Why SafeGraph’s Voluntary Stop Wasn’t the Same as Legal Accountability

It’s crucial to understand that SafeGraph’s decision to stop selling abortion clinic data did not result in any financial penalties, legal judgments, or forced compensation to affected individuals. No class action lawsuit was filed against SafeGraph, no settlement fund was established, and no individual who had their location tracked without their knowledge received any compensation. The company’s response was purely prospective—it would stop the practice going forward—rather than retroactive. This matters because the data had already been sold, downloaded, and potentially used by anti-abortion organizations to create detailed maps of clinic visitors.

For people whose location data was harvested and sold without their knowledge or consent, the lack of litigation or settlement meant there was no legal avenue for damages or accountability. SafeGraph didn’t admit it had violated anyone’s rights, didn’t acknowledge it had profited from illegal data sales, and didn’t set aside funds to reimburse affected individuals. The voluntary commitment was presented as a policy change, not an admission of liability. Critics of the data broker industry argue that this gap—between stopping a harmful practice and facing consequences for past harms—is exactly why regulatory action and legislation are necessary rather than relying on corporate goodwill.

Why SafeGraph's Voluntary Stop Wasn't the Same as Legal Accountability

The Chilling Effect on Reproductive Healthcare Privacy

The SafeGraph scandal had a broader chilling effect on reproductive healthcare access and privacy. Some people, after learning that their visits to abortion clinics could be tracked and sold to anti-abortion groups, became more cautious about seeking care—traveling further for services or delaying procedures to avoid being tracked. While hard numbers on this chilling effect are difficult to obtain, privacy advocates documented anecdotal reports of this concern.

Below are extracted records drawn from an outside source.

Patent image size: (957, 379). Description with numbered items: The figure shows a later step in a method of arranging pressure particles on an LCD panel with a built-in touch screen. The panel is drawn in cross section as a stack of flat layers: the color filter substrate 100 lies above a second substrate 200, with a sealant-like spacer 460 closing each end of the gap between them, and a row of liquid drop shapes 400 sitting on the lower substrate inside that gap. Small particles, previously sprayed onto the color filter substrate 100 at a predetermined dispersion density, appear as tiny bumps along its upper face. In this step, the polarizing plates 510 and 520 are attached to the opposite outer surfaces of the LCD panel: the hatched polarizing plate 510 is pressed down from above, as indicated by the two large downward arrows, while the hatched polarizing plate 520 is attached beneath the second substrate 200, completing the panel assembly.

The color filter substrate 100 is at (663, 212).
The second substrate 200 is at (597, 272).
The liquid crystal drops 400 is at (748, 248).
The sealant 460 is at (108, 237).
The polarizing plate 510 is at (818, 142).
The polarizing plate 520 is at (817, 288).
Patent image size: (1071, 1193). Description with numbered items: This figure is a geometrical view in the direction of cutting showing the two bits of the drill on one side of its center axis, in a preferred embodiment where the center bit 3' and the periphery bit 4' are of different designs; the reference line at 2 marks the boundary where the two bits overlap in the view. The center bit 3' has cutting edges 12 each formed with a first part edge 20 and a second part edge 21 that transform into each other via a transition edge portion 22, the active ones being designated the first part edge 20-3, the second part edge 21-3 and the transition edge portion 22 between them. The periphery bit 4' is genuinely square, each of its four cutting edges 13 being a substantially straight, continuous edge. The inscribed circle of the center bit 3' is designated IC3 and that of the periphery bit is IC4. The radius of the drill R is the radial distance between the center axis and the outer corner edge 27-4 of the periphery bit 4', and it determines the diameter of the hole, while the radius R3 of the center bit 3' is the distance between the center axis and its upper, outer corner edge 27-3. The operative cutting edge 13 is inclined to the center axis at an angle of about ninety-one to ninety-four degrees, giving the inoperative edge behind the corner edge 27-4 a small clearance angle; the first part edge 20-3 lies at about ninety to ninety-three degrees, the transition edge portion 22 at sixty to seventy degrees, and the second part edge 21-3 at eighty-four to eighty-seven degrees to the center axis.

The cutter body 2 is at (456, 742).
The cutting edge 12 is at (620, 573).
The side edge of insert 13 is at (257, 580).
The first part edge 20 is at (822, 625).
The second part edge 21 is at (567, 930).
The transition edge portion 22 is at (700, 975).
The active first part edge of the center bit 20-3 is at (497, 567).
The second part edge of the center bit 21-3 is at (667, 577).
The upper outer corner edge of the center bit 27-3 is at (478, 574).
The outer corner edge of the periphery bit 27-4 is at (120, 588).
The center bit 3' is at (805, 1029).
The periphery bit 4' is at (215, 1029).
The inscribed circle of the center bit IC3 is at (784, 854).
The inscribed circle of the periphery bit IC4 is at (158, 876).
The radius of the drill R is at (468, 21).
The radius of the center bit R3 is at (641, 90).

Additionally, the revelation prompted broader questions about location data collected from other sensitive locations: immigration facilities, religious institutions, mental health providers, and addiction treatment centers. Healthcare providers and clinics began asking harder questions about data security and whether patient location data could be protected from brokers and ad-tech companies. Some clinics pushed for stronger data privacy policies and state legislation to protect patient information from aggregation and resale. However, for individuals whose data had already been purchased and downloaded by anti-abortion groups, these policy changes came too late.

Future Outlook for Location Data Privacy Regulation

Since the SafeGraph controversy, there has been increased momentum for location data privacy legislation. Several states have considered or passed laws regulating the sale of location data, particularly data that reveals visits to sensitive locations like abortion clinics, medical facilities, religious institutions, and political organizations. The debate at the federal level continues, with the FTC taking enforcement action against egregious data brokers while Congress considers more comprehensive privacy legislation.

The SafeGraph case also highlighted a persistent gap in consumer protection: while many data privacy laws focus on consent and transparency, they struggle to address the aggregation and resale of data collected by third-party apps. Consumers who use navigation apps, weather apps, or social media may have no idea that their location data is being aggregated and sold to data brokers. Future regulation will likely need to address not just the data brokers themselves, but also the upstream app developers and location service providers that enable this data collection in the first place.